Pharmaceutical firms face a different set of realities about whether or not to use RFID than do consumer packaged goods companies.

Pharmaceutical auto-identification and RFID expert Priyanka Gouthaman of research firm Frost & Sullivan cites two diverse differences in how the RFID challenge is viewed within the pharmaceutical sector.

For existing pilots and deployments, such as Pfizer's Viagra and Purdue Pharma's Oxycontin, authentication for anti-counterfeiting remains the biggest driver, she explains. These brands, which are highly prone to counterfeiting, have high price-points and margins that permit absorbing the additional costs of RFID tagging.

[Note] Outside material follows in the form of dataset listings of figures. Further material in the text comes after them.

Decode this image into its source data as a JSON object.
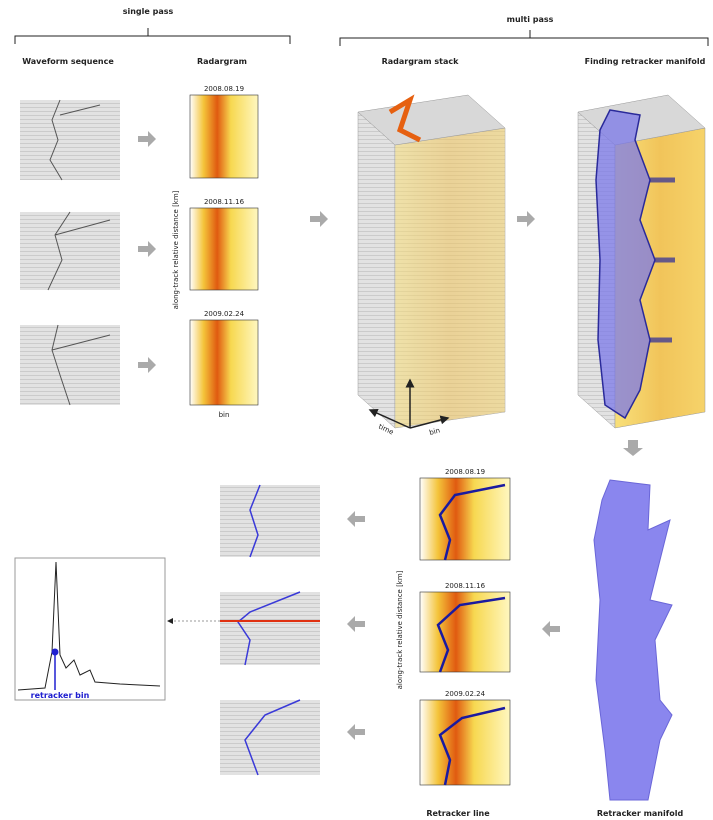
{
  "header": {
    "single_pass": "single pass",
    "multi_pass": "multi pass"
  },
  "columns": {
    "waveform": "Waveform sequence",
    "radargram": "Radargram",
    "stack": "Radargram stack",
    "manifold": "Finding retracker manifold"
  },
  "dates": [
    "2008.08.19",
    "2008.11.16",
    "2009.02.24"
  ],
  "axis": {
    "y": "along-track relative distance [km]",
    "x": "bin",
    "time": "time",
    "stack_bin": "bin"
  },
  "plot": {
    "label": "retracker bin"
  },
  "footer": {
    "line": "Retracker line",
    "manifold": "Retracker manifold"
  }
}
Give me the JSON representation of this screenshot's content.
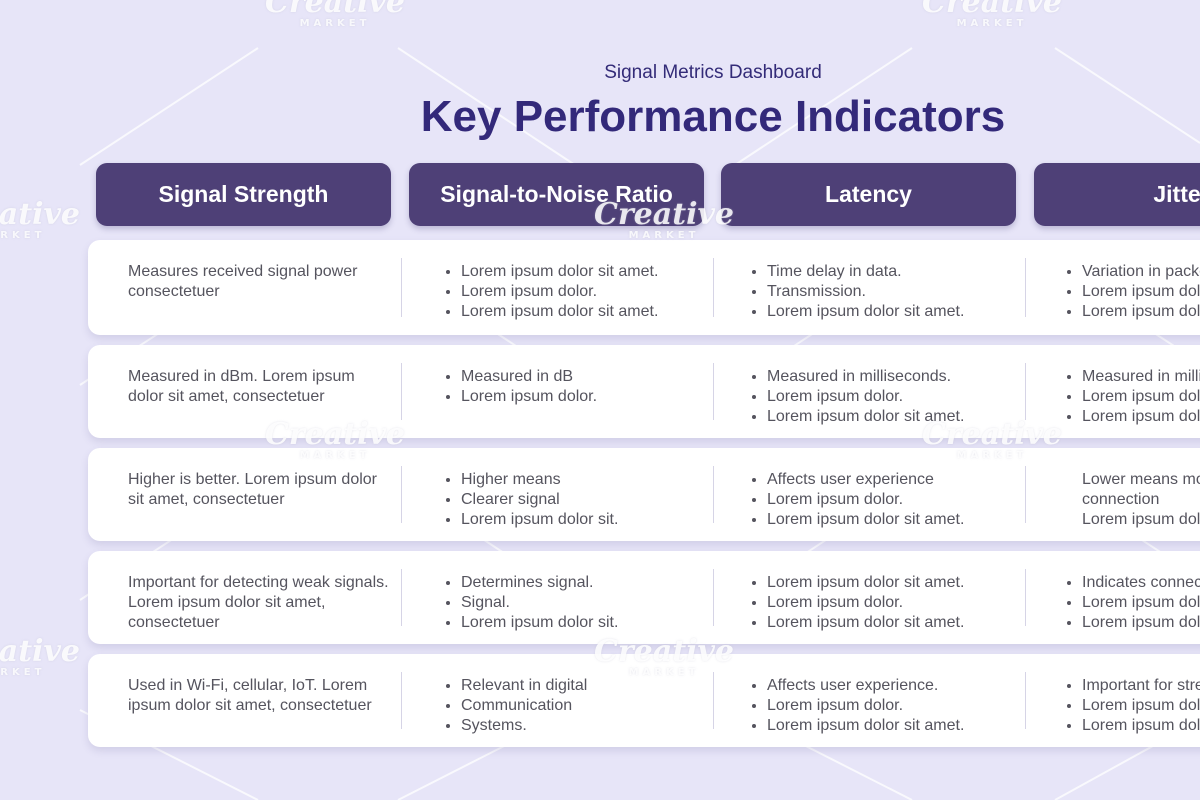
{
  "dashboard": {
    "subtitle": "Signal Metrics Dashboard",
    "title": "Key Performance Indicators"
  },
  "columns": [
    {
      "label": "Signal Strength"
    },
    {
      "label": "Signal-to-Noise Ratio"
    },
    {
      "label": "Latency"
    },
    {
      "label": "Jitter"
    }
  ],
  "rows": [
    {
      "c0": "Measures received signal power consectetuer",
      "c1": [
        "Lorem ipsum dolor sit amet.",
        "Lorem ipsum dolor.",
        "Lorem ipsum dolor sit amet."
      ],
      "c2": [
        "Time delay in data.",
        "Transmission.",
        "Lorem ipsum dolor sit amet."
      ],
      "c3": [
        "Variation in packet",
        "Lorem ipsum dolor.",
        "Lorem ipsum dolor sit amet."
      ]
    },
    {
      "c0": "Measured in dBm. Lorem ipsum dolor sit amet, consectetuer",
      "c1": [
        "Measured in dB",
        "Lorem ipsum dolor."
      ],
      "c2": [
        "Measured in milliseconds.",
        "Lorem ipsum dolor.",
        "Lorem ipsum dolor sit amet."
      ],
      "c3": [
        "Measured in milliseconds.",
        "Lorem ipsum dolor.",
        "Lorem ipsum dolor sit amet."
      ]
    },
    {
      "c0": "Higher is better. Lorem ipsum dolor sit amet, consectetuer",
      "c1": [
        "Higher means",
        "Clearer signal",
        "Lorem ipsum dolor sit."
      ],
      "c2": [
        "Affects user experience",
        "Lorem ipsum dolor.",
        "Lorem ipsum dolor sit amet."
      ],
      "c3": [
        "Lower means more stable",
        "connection",
        "Lorem ipsum dolor sit amet."
      ]
    },
    {
      "c0": "Important for detecting weak signals. Lorem ipsum dolor sit amet, consectetuer",
      "c1": [
        "Determines signal.",
        "Signal.",
        "Lorem ipsum dolor sit."
      ],
      "c2": [
        "Lorem ipsum dolor sit amet.",
        "Lorem ipsum dolor.",
        "Lorem ipsum dolor sit amet."
      ],
      "c3": [
        "Indicates connection",
        "Lorem ipsum dolor.",
        "Lorem ipsum dolor sit amet."
      ]
    },
    {
      "c0": "Used in Wi-Fi, cellular, IoT. Lorem ipsum dolor sit amet, consectetuer",
      "c1": [
        "Relevant in digital",
        "Communication",
        "Systems."
      ],
      "c2": [
        "Affects user experience.",
        "Lorem ipsum dolor.",
        "Lorem ipsum dolor sit amet."
      ],
      "c3": [
        "Important for streaming",
        "Lorem ipsum dolor.",
        "Lorem ipsum dolor sit amet."
      ]
    }
  ],
  "watermark": {
    "brand": "Creative",
    "sub": "MARKET"
  },
  "colors": {
    "background": "#e7e5f8",
    "header": "#4e4077",
    "title": "#33297a",
    "row": "#ffffff",
    "text": "#55545e"
  }
}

Gouthaman points out that the cost factors play a large role in applications that are still considering or evaluating RFID technology. "A case in point is the e-pedigree regulations that are expected to come into widespread effect in 2007," says Gouthaman. "A number of states including Florida and California have adopted their own e-pedigree legislation that can be complied with by using bar codes. The tight e-pedigree deadlines and the option to employ bar codes are likely to shift the momentum away from RFID since bar codes cost only a fraction of the cost of RFID tags."

She feels that is a major cost-differential in favor of pharmaceutical companies who can employ bar coding as an option. And that is expected to slow RFID adoption for companies that can use bar codes instead.

"Given the present disparate rates of adoption, universal deployment of RFID throughout the value chain and the potential payback is likely to take time," Gouthaman says.

In an exclusive Packaging World online survey about RFID conducted in September and October 2006 that drew more than 340 respondents, a high percentage of respondents were unable to comment on their RFID investment payback (47%), and many were unable to realize any payback (37%). Gouthaman was discouraged by the results because "it would have a direct impact on future deployments," she says. The survey, along with expert analysis, will be highlighted in a special report, "RFID reluctance remains," in PW's December issue.

Gouthaman also feels that a lack of standard return-on-investment definitions and a lack of RFID expertise may be key contributing factors. She holds out hope by noting that "RFID pilots with clear predefined and realistic objectives are expected to overcome this challenge."